More From Mercury


At The Planetary Society‘s web site, Emily Lakdawalla continues to do an incredible job of keeping us informed about the latest results from various NASA missions. One of them, the Messenger Mission to Mercury, is interesting to me because it is a mission on-going out of the Applied Physics Lab in Laurel MD, where I had the privilege of working on New Horizons. I’m acquainted with a few of the principals.

It was only a fly-by, the first of three before Messenger settles into orbit around the small planet. But the results are stunning, and the science is already coming out. You can see from the image (and especially from the enlarged view available from the link above) that Mercury is not as simple as the Mariner 10 mission of the ’70s led us to believe. The false color image (which sort of kind of reveals what we would see if our eyes were more sensitive to the infrared portions of the spectrum) has the potential to show parts of Mercury that are differentiated by composition, age, weathering (Weathering? In Space? Most certainly!) and even by the original circumstances of birth.

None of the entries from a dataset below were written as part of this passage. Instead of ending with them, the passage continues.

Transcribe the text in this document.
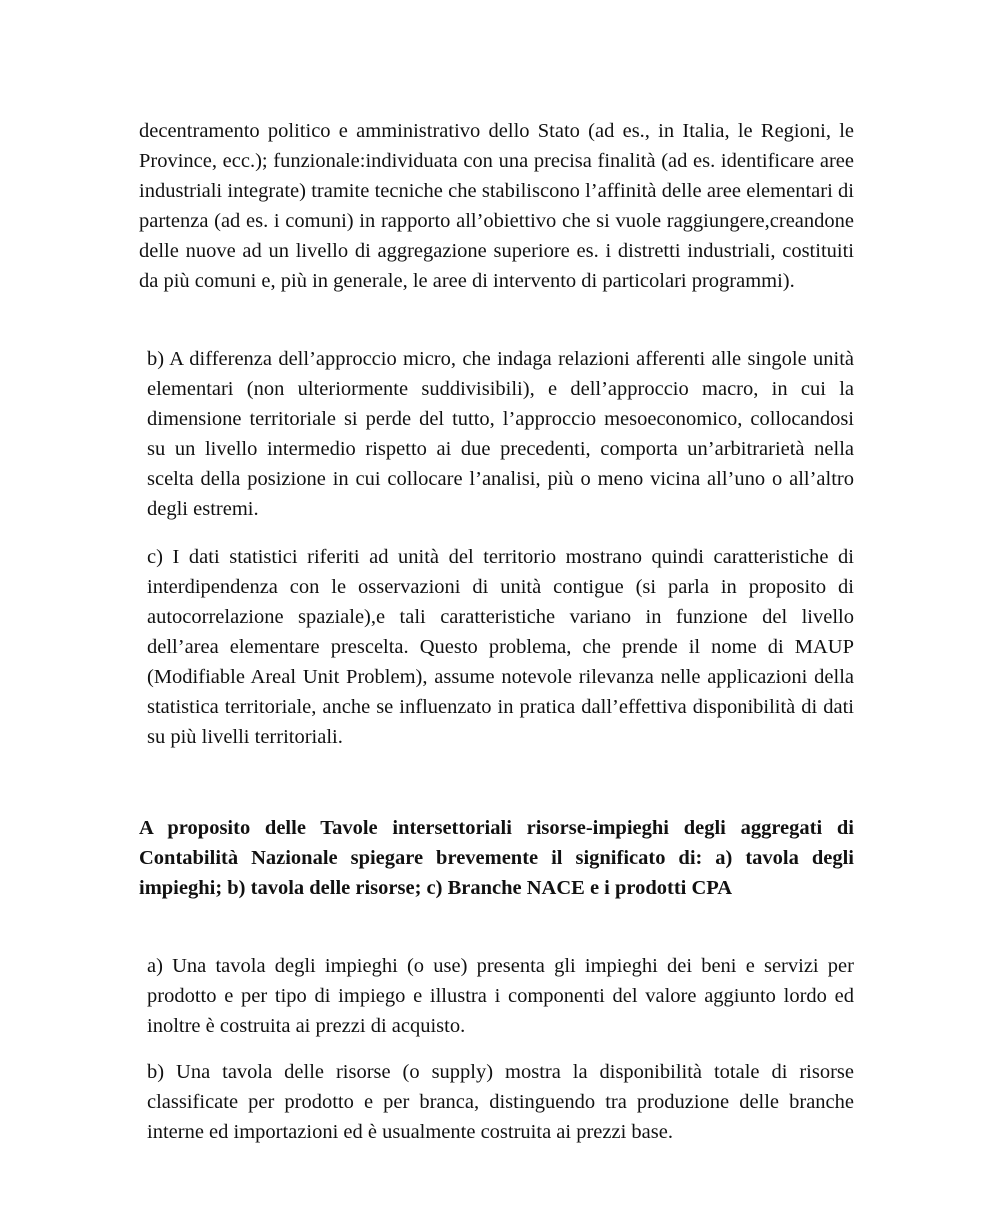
decentramento politico e amministrativo dello Stato (ad es., in Italia, le Regioni, le Province, ecc.); funzionale:individuata con una precisa finalità (ad es. identificare aree industriali integrate) tramite tecniche che stabiliscono l’affinità delle aree elementari di partenza (ad es. i comuni) in rapporto all’obiettivo che si vuole raggiungere,creandone delle nuove ad un livello di aggregazione superiore es. i distretti industriali, costituiti da più comuni e, più in generale, le aree di intervento di particolari programmi).

b) A differenza dell’approccio micro, che indaga relazioni afferenti alle singole unità elementari (non ulteriormente suddivisibili), e dell’approccio macro, in cui la dimensione territoriale si perde del tutto, l’approccio mesoeconomico, collocandosi su un livello intermedio rispetto ai due precedenti, comporta un’arbitrarietà nella scelta della posizione in cui collocare l’analisi, più o meno vicina all’uno o all’altro degli estremi.

c) I dati statistici riferiti ad unità del territorio mostrano quindi caratteristiche di interdipendenza con le osservazioni di unità contigue (si parla in proposito di autocorrelazione spaziale),e tali caratteristiche variano in funzione del livello dell’area elementare prescelta. Questo problema, che prende il nome di MAUP (Modifiable Areal Unit Problem), assume notevole rilevanza nelle applicazioni della statistica territoriale, anche se influenzato in pratica dall’effettiva disponibilità di dati su più livelli territoriali.

A proposito delle Tavole intersettoriali risorse-impieghi degli aggregati di Contabilità Nazionale spiegare brevemente il significato di: a) tavola degli impieghi; b) tavola delle risorse; c) Branche NACE e i prodotti CPA

a) Una tavola degli impieghi (o use) presenta gli impieghi dei beni e servizi per prodotto e per tipo di impiego e illustra i componenti del valore aggiunto lordo ed inoltre è costruita ai prezzi di acquisto.

b) Una tavola delle risorse (o supply) mostra la disponibilità totale di risorse classificate per prodotto e per branca, distinguendo tra produzione delle branche interne ed importazioni ed è usualmente costruita ai prezzi base.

And it’s only a brief fly-by. Imagine what the data will contain when Messenger is in orbit!

I thought I was in a golden age of astronomy when I was a student, way back when. Not only had man just recently set foot on the moon (real moon-stuff in our hands to study!), but Mariner had set back pictures of Mercury, Pioneer 2 was about to orbit Venus, Pioneer 10 and 11 were heading out to Jupiter and Saturn, and Voyager was getting ready for launch. I was fortunate enoug to hear Carl Sagan give his signature lecture on the Mars Viking Missions.

It wasn’t just planetary astronomy that was heating up. The discovery of Gamma Ray Bursters had just graduated from closely guarded secret to mysterious natural phenominon. Steven Hawking was starting to turn cosmology inside out.

All this new information was telling us – shouting at us – that everything we thought we knew before about space was wrong. Guess what. The same thing has been happening for about the last 15 years, since Hubble was launched. The incredible data sets, distributed world wide (and freely) within hours of being collected are shouting at us again. May it be ever so.